After serving an engineering apprenticeship, he continued to study and gained practical experience with well-known engineering firms. After entering the P & O service he travelled on some famous ships. A few years later he was accepted in the Royal Navy as a Lieut. Engineer and served in several ships including the Aircraft Carrier Courageous.
After leaving the Navy in 1930s, he was placed on the Royal Navy Reserve, and was promoted to Lt. Commander (E) on 4th June 1938. He became engineer to Wandsworth Borough Council in 1933, and four years later in 1937 accepted the position of Chief Engineer at Cranage Hospital.

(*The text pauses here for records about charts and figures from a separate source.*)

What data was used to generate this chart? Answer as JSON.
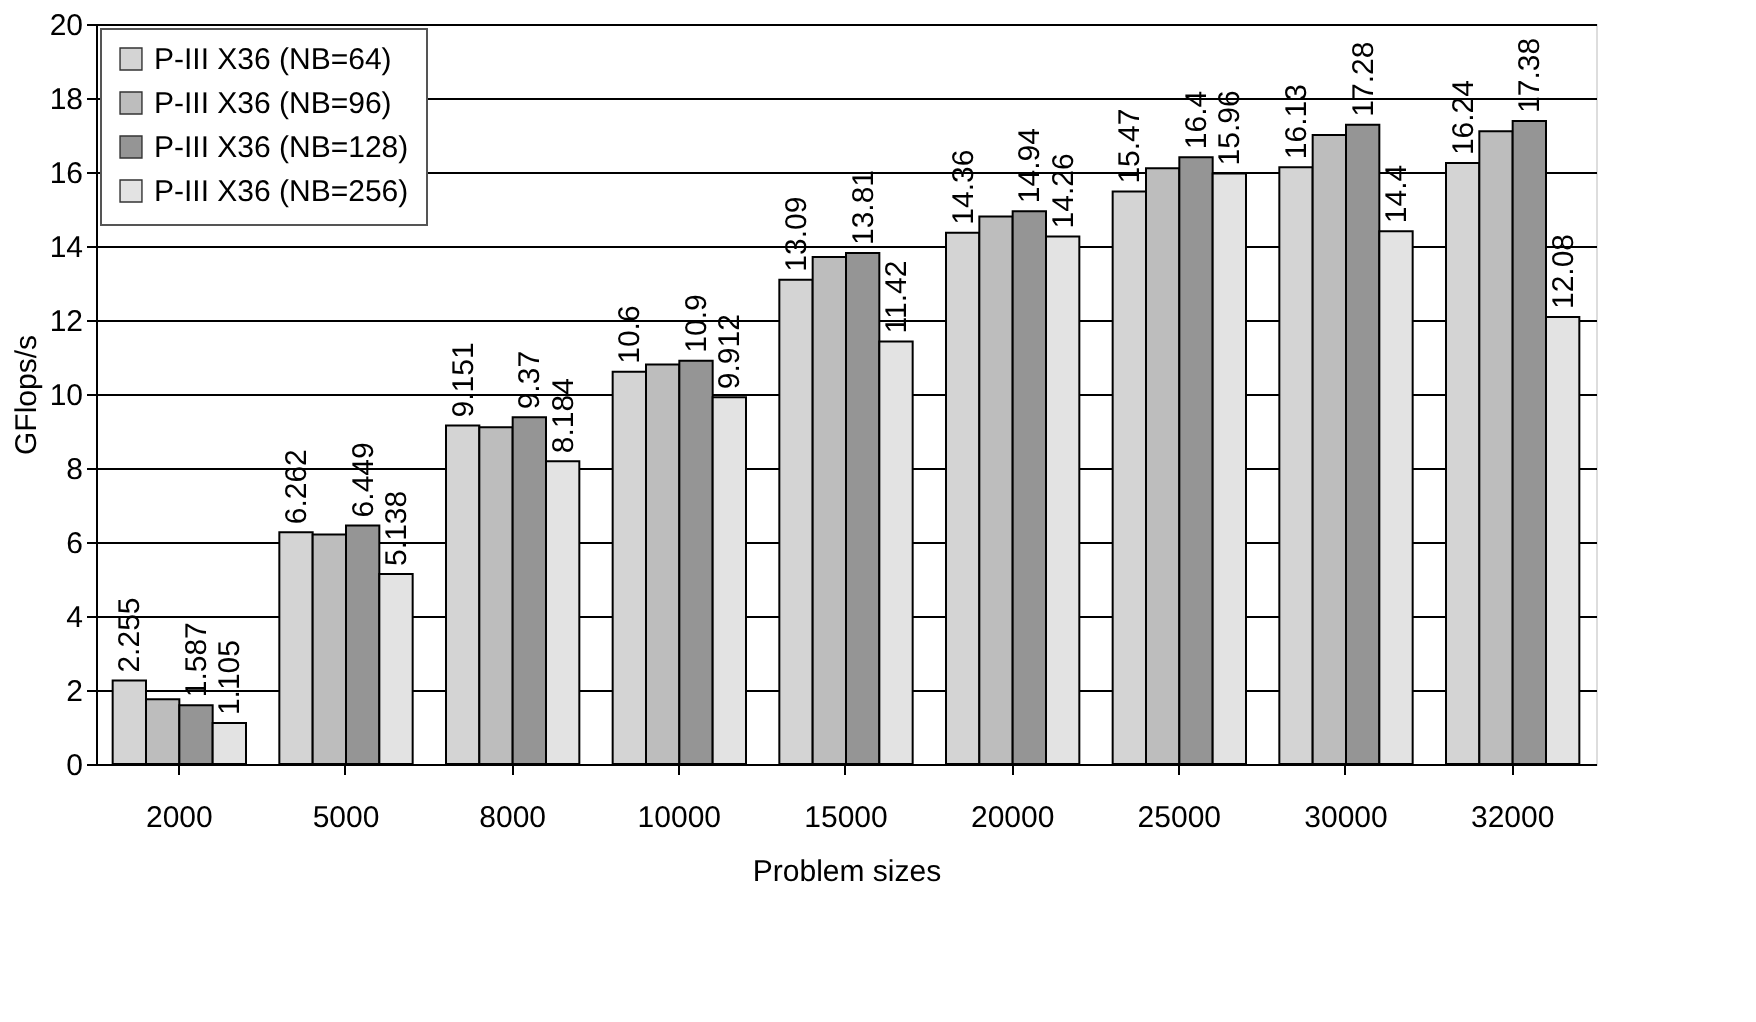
{
  "chart_data": {
    "type": "bar",
    "xlabel": "Problem sizes",
    "ylabel": "GFlops/s",
    "categories": [
      "2000",
      "5000",
      "8000",
      "10000",
      "15000",
      "20000",
      "25000",
      "30000",
      "32000"
    ],
    "series": [
      {
        "name": "P-III X36 (NB=64)",
        "color": "#d4d4d4",
        "values": [
          2.255,
          6.262,
          9.151,
          10.6,
          13.09,
          14.36,
          15.47,
          16.13,
          16.24
        ],
        "value_labels": [
          "2.255",
          "6.262",
          "9.151",
          "10.6",
          "13.09",
          "14.36",
          "15.47",
          "16.13",
          "16.24"
        ]
      },
      {
        "name": "P-III X36 (NB=96)",
        "color": "#bdbdbd",
        "values": [
          1.75,
          6.2,
          9.1,
          10.8,
          13.7,
          14.8,
          16.1,
          17.0,
          17.1
        ]
      },
      {
        "name": "P-III X36 (NB=128)",
        "color": "#959595",
        "values": [
          1.587,
          6.449,
          9.37,
          10.9,
          13.81,
          14.94,
          16.4,
          17.28,
          17.38
        ],
        "value_labels": [
          "1.587",
          "6.449",
          "9.37",
          "10.9",
          "13.81",
          "14.94",
          "16.4",
          "17.28",
          "17.38"
        ]
      },
      {
        "name": "P-III X36 (NB=256)",
        "color": "#e3e3e3",
        "values": [
          1.105,
          5.138,
          8.184,
          9.912,
          11.42,
          14.26,
          15.96,
          14.4,
          12.08
        ],
        "value_labels": [
          "1.105",
          "5.138",
          "8.184",
          "9.912",
          "11.42",
          "14.26",
          "15.96",
          "14.4",
          "12.08"
        ]
      }
    ],
    "ylim": [
      0,
      20
    ],
    "yticks": [
      0,
      2,
      4,
      6,
      8,
      10,
      12,
      14,
      16,
      18,
      20
    ],
    "grid": "y",
    "legend": "top left"
  }
}
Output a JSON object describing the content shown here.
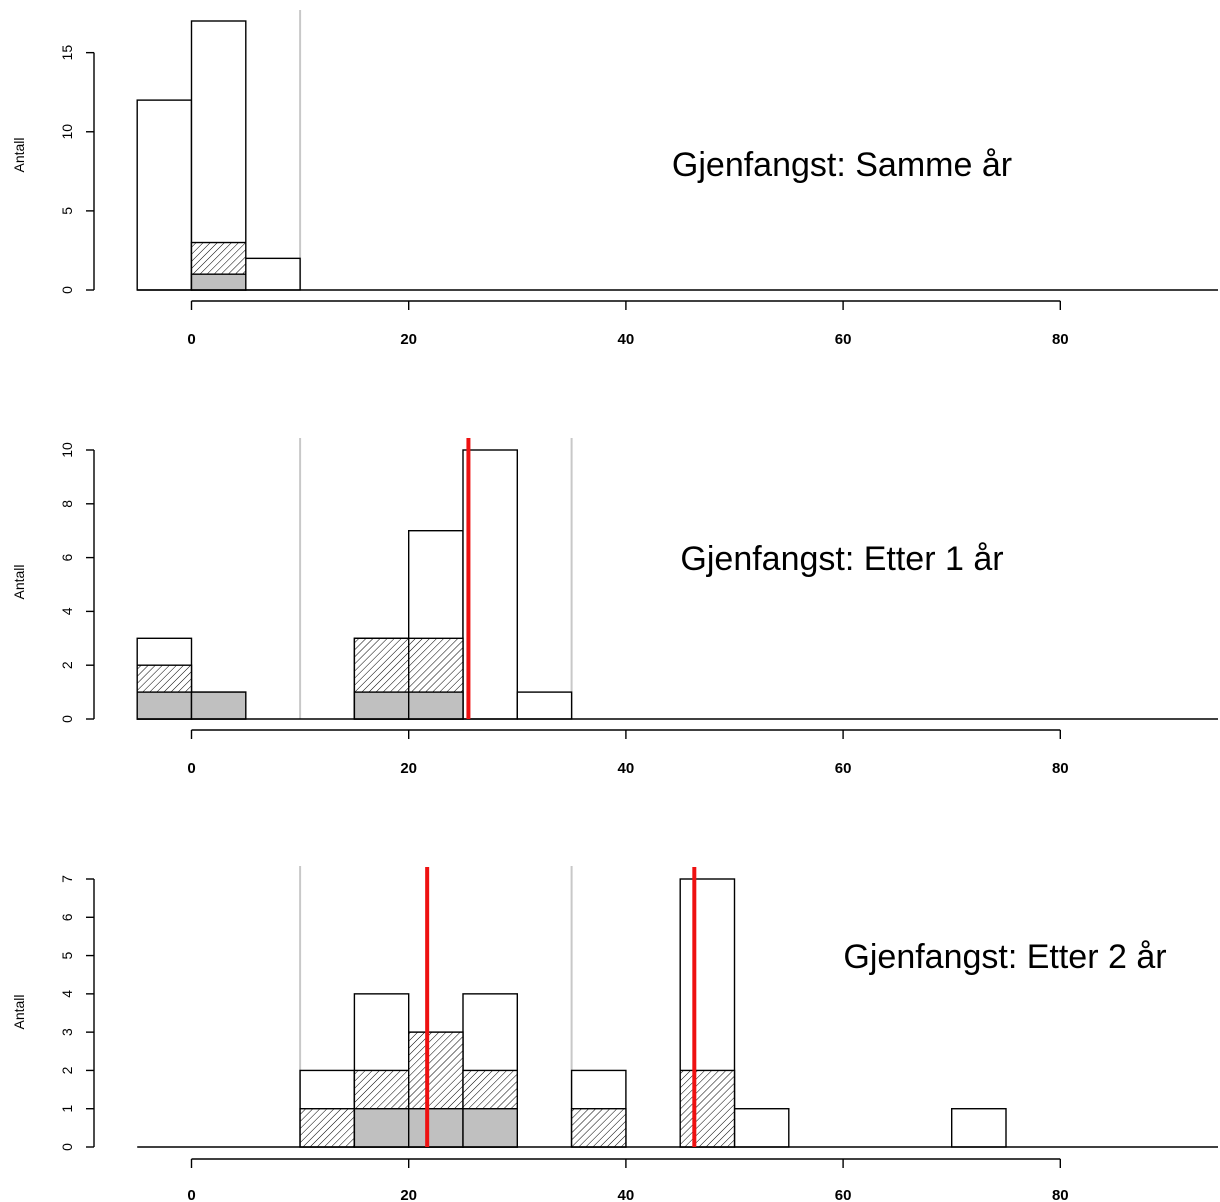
{
  "chart_data": [
    {
      "type": "bar",
      "title": "Gjenfangst: Samme år",
      "ylabel": "Antall",
      "xlabel": "",
      "xlim": [
        -5,
        95
      ],
      "ylim": [
        0,
        17
      ],
      "xticks": [
        0,
        20,
        40,
        60,
        80
      ],
      "yticks": [
        0,
        5,
        10,
        15
      ],
      "bin_width": 5,
      "series": [
        {
          "name": "total",
          "x": [
            -5,
            0,
            5
          ],
          "values": [
            12,
            17,
            2
          ],
          "fill": "white"
        },
        {
          "name": "hatched",
          "x": [
            0
          ],
          "values": [
            3
          ],
          "fill": "hatch"
        },
        {
          "name": "grey",
          "x": [
            0
          ],
          "values": [
            1
          ],
          "fill": "#c0c0c0"
        }
      ],
      "vlines_grey": [
        10
      ],
      "vlines_red": []
    },
    {
      "type": "bar",
      "title": "Gjenfangst: Etter 1 år",
      "ylabel": "Antall",
      "xlabel": "",
      "xlim": [
        -5,
        95
      ],
      "ylim": [
        0,
        10
      ],
      "xticks": [
        0,
        20,
        40,
        60,
        80
      ],
      "yticks": [
        0,
        2,
        4,
        6,
        8,
        10
      ],
      "bin_width": 5,
      "series": [
        {
          "name": "total",
          "x": [
            -5,
            0,
            15,
            20,
            25,
            30
          ],
          "values": [
            3,
            1,
            3,
            7,
            10,
            1
          ],
          "fill": "white"
        },
        {
          "name": "hatched",
          "x": [
            -5,
            15,
            20
          ],
          "values": [
            2,
            3,
            3
          ],
          "fill": "hatch"
        },
        {
          "name": "grey",
          "x": [
            -5,
            0,
            15,
            20
          ],
          "values": [
            1,
            1,
            1,
            1
          ],
          "fill": "#c0c0c0"
        }
      ],
      "vlines_grey": [
        10,
        35
      ],
      "vlines_red": [
        25.5
      ]
    },
    {
      "type": "bar",
      "title": "Gjenfangst: Etter 2 år",
      "ylabel": "Antall",
      "xlabel": "",
      "xlim": [
        -5,
        95
      ],
      "ylim": [
        0,
        7
      ],
      "xticks": [
        0,
        20,
        40,
        60,
        80
      ],
      "yticks": [
        0,
        1,
        2,
        3,
        4,
        5,
        6,
        7
      ],
      "bin_width": 5,
      "series": [
        {
          "name": "total",
          "x": [
            10,
            15,
            20,
            25,
            35,
            45,
            50,
            70
          ],
          "values": [
            2,
            4,
            3,
            4,
            2,
            7,
            1,
            1
          ],
          "fill": "white"
        },
        {
          "name": "hatched",
          "x": [
            10,
            15,
            20,
            25,
            35,
            45
          ],
          "values": [
            1,
            2,
            3,
            2,
            1,
            2
          ],
          "fill": "hatch"
        },
        {
          "name": "grey",
          "x": [
            15,
            20,
            25
          ],
          "values": [
            1,
            1,
            1
          ],
          "fill": "#c0c0c0"
        }
      ],
      "vlines_grey": [
        10,
        35
      ],
      "vlines_red": [
        21.7,
        46.3
      ]
    }
  ]
}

He married Phyllis M Beechey in 1929 at West Ham in Essex. Cecil and Phyllis did not have any children. In September 1939 he was working as Institution Engineer at Cranage Hospital from which he was called up. His wife was living in Gainsborough with her parents.
Having previously served in the Royal Navy, and being on the Naval Reserve, Cecil Batt was called up early at the start of the War. He served as Lt. Commander (Engineer) on HMS Fortune.
On 12th June 1942, HMS Fortune was deployed as part of a screen for HM Cruisers providing cover for convoy MW11 during passage from Egypt to Malta under Operation Vigorous.
On 14th June, HMS Fortune came under heavy and sustained air attacks.
On 15th June, when Cecil Batt died, HMS Fortune was under night attack from German E Boats.
On 16th June, the operation was abandoned after further damage to the convoy and escorts.
On 17th June, HMS Fortune returned to Alexandria with an escort.
In July 1942, Canon Vale said “Our very real sympathy with Mrs Batt and all others concerned. Lieut. Comm. C. Batt formerly Chief Engineer at Cranage Hospital, recently paid the supreme sacrifice in action on the high seas. God grant him eternal light and peace.”
He is listed on the Naval Memorial at Chatham, Panel 65.3, and on the Holmes Chapel War Memorial in St Luke’s Churchyard.
'They shall grow not old, as we that are left grow old:
Age shall not weary them, nor the years condemn.